Then again, every spacecraft has vents leading directly outside - they are called walls.
Some of those are capable of holding against up to one atmosphere of pressure. If the creature exerts more, it pushes through, though. Not all vents need be armored against extreme penetrative force - but OTOH many would benefit from being permeable to some overpressure. And we learn that the creature can indeed push through stuff: the shields of the ship, or the jar holding the blood bait...
What concerns me more is that the piping that carries radioactive stuff inside the impulse engines connects directly, by design, to the cabin ventilation system. What is the functional need for this cross-connection? It sure comes in handy in this adventure, of course!
As for the "home" bit, it's iffy at best. If this creature is capable of star travel and of breeding, then there only existing a single individual at a single location is extremely unlikely. If and when it's a whole species, then the planetoid might be a preferred breeding (splitting!) grounds, and other individuals would come to breed/split at other times. But they would in all likelihood also find other planetoids to their liking. Perhaps Kirk, even if "tuned in" by his previous encounter somehow, misread the scent?
Perhaps breeding requires a blood feast (as with mosquitoes, say), and a breeding planetoid is defined by lacking one and thus offering maximal peace (as with all those birds that fly to the barren north to nest)? Might be an individual feasted and then bred eleven years prior to this episodend then one of its offspring feasted and withdrew to breed during the episode? To a dilettante like Kirk, all gaseous clouds would look alike anyway...

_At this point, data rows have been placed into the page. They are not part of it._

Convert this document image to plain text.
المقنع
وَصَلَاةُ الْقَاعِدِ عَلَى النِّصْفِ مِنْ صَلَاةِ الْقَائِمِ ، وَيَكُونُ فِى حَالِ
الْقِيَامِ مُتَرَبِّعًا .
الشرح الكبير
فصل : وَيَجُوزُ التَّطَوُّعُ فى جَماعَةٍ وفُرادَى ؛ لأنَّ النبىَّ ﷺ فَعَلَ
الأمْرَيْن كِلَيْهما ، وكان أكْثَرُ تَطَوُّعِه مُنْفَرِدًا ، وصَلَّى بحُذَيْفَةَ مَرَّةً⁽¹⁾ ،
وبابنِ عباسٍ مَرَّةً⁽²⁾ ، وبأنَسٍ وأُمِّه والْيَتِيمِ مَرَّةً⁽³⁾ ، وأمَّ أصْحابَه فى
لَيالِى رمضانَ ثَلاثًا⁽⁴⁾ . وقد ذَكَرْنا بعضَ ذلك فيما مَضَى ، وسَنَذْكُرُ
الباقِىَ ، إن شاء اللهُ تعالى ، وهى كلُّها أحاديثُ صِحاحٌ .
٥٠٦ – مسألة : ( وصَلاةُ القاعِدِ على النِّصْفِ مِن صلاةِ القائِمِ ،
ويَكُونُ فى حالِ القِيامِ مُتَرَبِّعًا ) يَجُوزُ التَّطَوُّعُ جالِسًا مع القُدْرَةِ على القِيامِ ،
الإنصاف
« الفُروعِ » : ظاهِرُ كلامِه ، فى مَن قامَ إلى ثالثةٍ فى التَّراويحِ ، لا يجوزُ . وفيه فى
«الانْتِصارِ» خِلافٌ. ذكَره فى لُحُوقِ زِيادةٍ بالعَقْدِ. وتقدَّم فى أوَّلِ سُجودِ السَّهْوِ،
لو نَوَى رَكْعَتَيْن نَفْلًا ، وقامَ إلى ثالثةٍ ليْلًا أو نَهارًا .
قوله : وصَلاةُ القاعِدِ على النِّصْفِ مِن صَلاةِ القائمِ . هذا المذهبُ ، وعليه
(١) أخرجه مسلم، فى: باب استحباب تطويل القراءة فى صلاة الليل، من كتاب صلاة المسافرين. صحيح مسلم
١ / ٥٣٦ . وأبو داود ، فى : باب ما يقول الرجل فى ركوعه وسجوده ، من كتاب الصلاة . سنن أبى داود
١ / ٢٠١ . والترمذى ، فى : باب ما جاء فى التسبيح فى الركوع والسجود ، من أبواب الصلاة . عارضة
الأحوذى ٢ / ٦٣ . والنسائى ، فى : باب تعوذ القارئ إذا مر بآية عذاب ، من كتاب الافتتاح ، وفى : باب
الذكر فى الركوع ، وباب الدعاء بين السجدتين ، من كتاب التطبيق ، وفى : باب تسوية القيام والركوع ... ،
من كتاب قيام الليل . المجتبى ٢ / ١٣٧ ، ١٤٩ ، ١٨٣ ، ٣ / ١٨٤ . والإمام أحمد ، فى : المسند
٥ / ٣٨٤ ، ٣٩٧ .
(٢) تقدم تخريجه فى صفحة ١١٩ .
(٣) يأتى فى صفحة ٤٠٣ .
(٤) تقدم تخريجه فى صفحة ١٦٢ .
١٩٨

Such a short generation would probably imply trillions of individuals within the UFP alone. Perhaps few are as ill-equipped to deal with hunters (generally by hiding), and Kirk here downed an already wounded or otherwise disadvantaged individual?

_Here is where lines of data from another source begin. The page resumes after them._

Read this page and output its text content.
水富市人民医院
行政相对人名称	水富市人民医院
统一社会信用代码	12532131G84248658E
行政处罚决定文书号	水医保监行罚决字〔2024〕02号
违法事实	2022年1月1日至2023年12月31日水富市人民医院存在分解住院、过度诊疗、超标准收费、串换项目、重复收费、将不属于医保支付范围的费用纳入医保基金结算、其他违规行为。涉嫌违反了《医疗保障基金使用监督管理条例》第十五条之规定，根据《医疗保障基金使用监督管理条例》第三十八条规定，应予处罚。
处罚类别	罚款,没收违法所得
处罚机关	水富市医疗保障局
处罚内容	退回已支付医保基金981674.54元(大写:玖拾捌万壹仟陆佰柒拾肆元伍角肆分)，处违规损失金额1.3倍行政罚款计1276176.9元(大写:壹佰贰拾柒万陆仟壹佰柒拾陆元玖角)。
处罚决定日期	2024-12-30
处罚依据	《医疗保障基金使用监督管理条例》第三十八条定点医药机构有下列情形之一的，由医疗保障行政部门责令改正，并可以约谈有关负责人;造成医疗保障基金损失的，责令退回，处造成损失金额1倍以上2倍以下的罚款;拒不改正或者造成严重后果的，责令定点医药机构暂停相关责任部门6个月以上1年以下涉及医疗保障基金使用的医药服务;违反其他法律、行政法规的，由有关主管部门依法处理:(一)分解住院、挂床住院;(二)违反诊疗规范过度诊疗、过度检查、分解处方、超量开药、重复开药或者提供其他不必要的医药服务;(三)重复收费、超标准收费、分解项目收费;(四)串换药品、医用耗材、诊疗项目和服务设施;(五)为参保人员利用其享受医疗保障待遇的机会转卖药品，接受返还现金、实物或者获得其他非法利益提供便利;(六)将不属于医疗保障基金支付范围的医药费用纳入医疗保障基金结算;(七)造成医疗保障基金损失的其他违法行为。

The scent thing in general makes sense: if these individuals are ill defined, in having a fuzzy boundary, then Kirk might well have inhaled a certain percentage of the creature, and would be carrying bits of its consciousness within, the creature itself being little affected by this. But there might be a longing there, too, the cloud wanting to reabsorb what Kirk once inhaled. Perhaps that's what "home" meant? That soon the part within Kirk would be back home, thanks to the mother cloud's devious plan of luring the starship to empty space far away from help, then turning around and attacking - a course of action that makes no sense otherwise.